2023-06-07 10:00:13
Cach day, we carry out many tasks that cost us. We gladly agree to make this effort, because we know that we will be rewarded in return by a salary, or simply by the pleasure of having completed a project. Sometimes, unfortunately, it becomes difficult to motivate oneself or to concentrate. At this stage, we speak of real “mental fatigue”. If this occurs mainly when we have exhausted all our intellectual resources, it can also be the consequence of physical fatigue or lack of sleep.
Exhausted, we see everything as insurmountable and we feel incapable of carrying out the slightest activity. What is happening at this precise moment in our brain? Is it the effort required that seems impossible to us or the reward that suddenly does not seem so motivating to us? This question is at the center of recent research which shows that these two processes might well contribute to our demotivation.
In 2010, Julian Lim and his colleagues at the University of Pennsylvania installed participants in a scanner and asked them to react to a target by pressing a button as soon as it appeared, and this, with permanent vigilance, for twenty minutes. Over the course of the experiment, they noted not only a gradual increase in the time taken to detect the target, but also an increasingly noticeable feeling of mental fatigue.

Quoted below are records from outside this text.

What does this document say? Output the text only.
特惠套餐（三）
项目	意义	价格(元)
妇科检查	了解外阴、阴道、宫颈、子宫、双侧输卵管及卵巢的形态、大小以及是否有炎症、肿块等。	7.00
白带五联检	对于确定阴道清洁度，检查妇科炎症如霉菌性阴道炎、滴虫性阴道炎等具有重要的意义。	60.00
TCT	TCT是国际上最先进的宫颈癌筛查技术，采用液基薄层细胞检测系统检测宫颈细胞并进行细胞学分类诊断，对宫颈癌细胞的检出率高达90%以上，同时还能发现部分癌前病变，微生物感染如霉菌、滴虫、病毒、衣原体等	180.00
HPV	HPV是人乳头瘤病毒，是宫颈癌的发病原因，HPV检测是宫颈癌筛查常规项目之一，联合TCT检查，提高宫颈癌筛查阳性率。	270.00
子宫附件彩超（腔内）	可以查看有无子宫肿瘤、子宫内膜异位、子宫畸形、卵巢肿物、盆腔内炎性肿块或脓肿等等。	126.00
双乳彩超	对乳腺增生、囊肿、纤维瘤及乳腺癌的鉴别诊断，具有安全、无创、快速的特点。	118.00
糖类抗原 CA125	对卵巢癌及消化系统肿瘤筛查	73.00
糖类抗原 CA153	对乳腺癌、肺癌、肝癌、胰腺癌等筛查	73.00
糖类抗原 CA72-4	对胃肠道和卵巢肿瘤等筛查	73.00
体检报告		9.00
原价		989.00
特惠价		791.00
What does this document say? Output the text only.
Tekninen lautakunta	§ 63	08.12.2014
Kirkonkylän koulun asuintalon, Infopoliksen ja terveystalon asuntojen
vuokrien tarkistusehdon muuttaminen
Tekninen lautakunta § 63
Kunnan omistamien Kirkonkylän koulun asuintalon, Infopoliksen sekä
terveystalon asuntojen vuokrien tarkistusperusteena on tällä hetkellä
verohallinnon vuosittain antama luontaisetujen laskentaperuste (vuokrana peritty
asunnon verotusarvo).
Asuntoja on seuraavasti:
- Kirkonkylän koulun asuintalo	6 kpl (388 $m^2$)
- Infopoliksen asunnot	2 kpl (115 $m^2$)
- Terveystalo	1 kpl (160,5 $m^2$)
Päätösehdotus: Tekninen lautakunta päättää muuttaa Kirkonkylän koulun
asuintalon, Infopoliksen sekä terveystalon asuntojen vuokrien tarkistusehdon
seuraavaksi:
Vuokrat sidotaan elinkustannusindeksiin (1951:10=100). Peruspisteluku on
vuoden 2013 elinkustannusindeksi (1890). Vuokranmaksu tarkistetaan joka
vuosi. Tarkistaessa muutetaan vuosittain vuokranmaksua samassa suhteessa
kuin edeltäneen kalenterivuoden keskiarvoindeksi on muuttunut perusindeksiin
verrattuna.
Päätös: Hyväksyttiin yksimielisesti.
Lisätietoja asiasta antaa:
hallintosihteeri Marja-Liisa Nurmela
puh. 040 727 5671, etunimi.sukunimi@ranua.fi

Their results find a cerebral signature of attentional and cognitive cost in the parieto-frontal network of the right hemisphere. The activity of this network, very important at the beginning of the task, tends to decrease as the feeling of mental fatigue appears. In addition, brain activity recorded at rest, before the task, in two brain regions, the thalamus and the medial right frontal gyrus, predicted the decline in performance during the task. There would therefore also be cerebral markers of mental fatigue. But that’s not all: the more we feel tired, the more the reward may well lose its value in terms of the effort required.
The limited effect of short breaks
Tanja Müller and her colleagues from Oxford (UK) also installed participants in a scanner in 2021, asking them to perform a hand pressure effort to obtain a reward. At each trial, the subject might choose between five seconds of rest (no effort, but negligible reward) and five seconds of more or less intense work associated with a variable reward. The subjects might estimate the subjective value of the reward and the fatigue felt. Using this protocol, the authors were able to describe two distinct time scales on which fatigue and reward value impairment occur. These can be observed in the very short term during a task – and, in this case, a brief pause is beneficial –, but the authors also find, in the longer term, alterations on which a short pause does not has no significant effect.